For the youngest child, concentration may begin with a button frame or a watering can.  A toddler can become completely absorbed in setting the table. Older children scrub tables, sew burlap, read, calculate, weave and write, with a concentrated vigor that has nothing to do with rewards or punishments.  An adolescent may become so engaged in the preparation of a community meal that time loses its meaning.

Maria Montessori noticed that when a child finished a task that had commanded his full attention for an extensive period of time, he was refreshed and invigorated.  She expected her young student to be exhausted, but he was full of joy, renewed in his energies. Given uninterrupted time to concentrate on purposeful work, Montessori’s young students become self-motivated, peaceful students.  Concentration is the best preparation for life, Montessori realized, far superior to any other goal in education. Tireless, joyful workers are our best citizens, the people who grow up to make significant contributions to the health of our planet.

Learning to Love

Children who can concentrate grow up to be adults who succeed in corporate finance, household management, performance arts, and global politics.  Regardless of intelligence or talent, young adults who can concentrate are well prepared to synthesize information, create and contribute knowledge in fields that have not yet been imagined.  Young people who can concentrate are also eager to engage in the ultimate human endeavor, demonstrating tireless love for a partner or a child, a neighbor or a stranger.

Concentration is a teacher’s word.
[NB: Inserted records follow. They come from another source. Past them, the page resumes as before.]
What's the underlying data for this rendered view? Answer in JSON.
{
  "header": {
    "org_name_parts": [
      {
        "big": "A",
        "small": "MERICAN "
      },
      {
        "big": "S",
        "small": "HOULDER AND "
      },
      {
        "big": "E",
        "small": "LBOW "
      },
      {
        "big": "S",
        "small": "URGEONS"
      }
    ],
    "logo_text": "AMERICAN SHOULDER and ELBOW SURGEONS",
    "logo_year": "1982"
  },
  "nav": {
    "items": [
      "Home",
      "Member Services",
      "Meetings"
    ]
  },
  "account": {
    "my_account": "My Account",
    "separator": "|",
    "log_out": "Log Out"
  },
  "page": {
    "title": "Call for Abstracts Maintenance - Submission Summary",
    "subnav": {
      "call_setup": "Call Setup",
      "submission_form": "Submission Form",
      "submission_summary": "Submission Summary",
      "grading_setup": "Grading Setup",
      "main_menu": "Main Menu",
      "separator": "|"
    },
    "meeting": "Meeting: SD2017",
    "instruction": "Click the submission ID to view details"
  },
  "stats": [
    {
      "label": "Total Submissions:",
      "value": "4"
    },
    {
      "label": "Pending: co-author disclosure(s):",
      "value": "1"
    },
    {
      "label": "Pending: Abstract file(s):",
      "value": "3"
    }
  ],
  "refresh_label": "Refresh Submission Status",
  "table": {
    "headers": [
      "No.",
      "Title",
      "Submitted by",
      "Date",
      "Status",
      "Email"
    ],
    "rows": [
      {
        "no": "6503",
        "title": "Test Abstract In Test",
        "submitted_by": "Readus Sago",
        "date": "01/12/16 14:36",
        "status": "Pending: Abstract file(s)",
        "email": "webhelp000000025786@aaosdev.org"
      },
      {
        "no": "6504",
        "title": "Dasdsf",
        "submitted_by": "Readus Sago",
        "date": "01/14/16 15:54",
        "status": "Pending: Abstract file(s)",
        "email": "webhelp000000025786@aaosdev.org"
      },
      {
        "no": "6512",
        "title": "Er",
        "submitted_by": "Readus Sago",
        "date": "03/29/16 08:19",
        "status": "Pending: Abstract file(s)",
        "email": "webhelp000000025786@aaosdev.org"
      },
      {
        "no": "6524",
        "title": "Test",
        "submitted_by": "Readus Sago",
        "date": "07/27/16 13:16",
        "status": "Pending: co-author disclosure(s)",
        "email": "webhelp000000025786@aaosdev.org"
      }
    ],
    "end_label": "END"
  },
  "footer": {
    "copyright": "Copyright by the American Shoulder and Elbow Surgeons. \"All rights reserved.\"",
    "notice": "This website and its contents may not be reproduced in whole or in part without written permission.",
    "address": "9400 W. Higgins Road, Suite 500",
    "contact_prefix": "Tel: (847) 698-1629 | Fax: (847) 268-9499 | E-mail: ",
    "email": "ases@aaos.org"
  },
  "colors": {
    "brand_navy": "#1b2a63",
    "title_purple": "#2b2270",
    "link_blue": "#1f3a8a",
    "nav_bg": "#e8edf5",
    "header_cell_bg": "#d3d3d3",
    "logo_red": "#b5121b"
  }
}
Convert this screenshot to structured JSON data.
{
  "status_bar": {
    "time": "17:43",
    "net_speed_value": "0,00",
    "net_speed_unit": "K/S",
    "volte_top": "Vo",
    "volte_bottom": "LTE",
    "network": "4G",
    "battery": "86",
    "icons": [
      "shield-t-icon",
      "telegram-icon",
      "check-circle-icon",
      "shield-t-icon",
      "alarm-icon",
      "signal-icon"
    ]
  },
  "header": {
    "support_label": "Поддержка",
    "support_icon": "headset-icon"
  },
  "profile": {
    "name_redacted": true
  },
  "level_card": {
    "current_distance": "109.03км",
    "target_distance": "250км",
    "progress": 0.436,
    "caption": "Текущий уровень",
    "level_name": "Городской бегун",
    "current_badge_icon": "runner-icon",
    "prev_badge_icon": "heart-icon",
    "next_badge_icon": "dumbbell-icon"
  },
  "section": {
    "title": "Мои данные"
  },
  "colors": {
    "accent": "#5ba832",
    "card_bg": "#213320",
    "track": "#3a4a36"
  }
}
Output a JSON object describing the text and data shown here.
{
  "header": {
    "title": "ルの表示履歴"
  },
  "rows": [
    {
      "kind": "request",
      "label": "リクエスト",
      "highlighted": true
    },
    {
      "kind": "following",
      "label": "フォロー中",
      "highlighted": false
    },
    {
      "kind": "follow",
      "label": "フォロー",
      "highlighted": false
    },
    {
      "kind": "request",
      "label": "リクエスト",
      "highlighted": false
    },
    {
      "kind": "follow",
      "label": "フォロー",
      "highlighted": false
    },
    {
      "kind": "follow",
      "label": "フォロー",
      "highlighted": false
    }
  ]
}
Love is more spiritual, a deeply personal and private word.  Loving is, though, a form of concentration.  To love is to give our full attention to another person, over and over, with great joy.  Maria Montessori believed that education should not be a preparation for school, but for life.  She announced the secret of childhood because she knew children could concentrate.  She believed in their capacity for constructive work.  She also understood that it is through concentration that children learn how to work and love.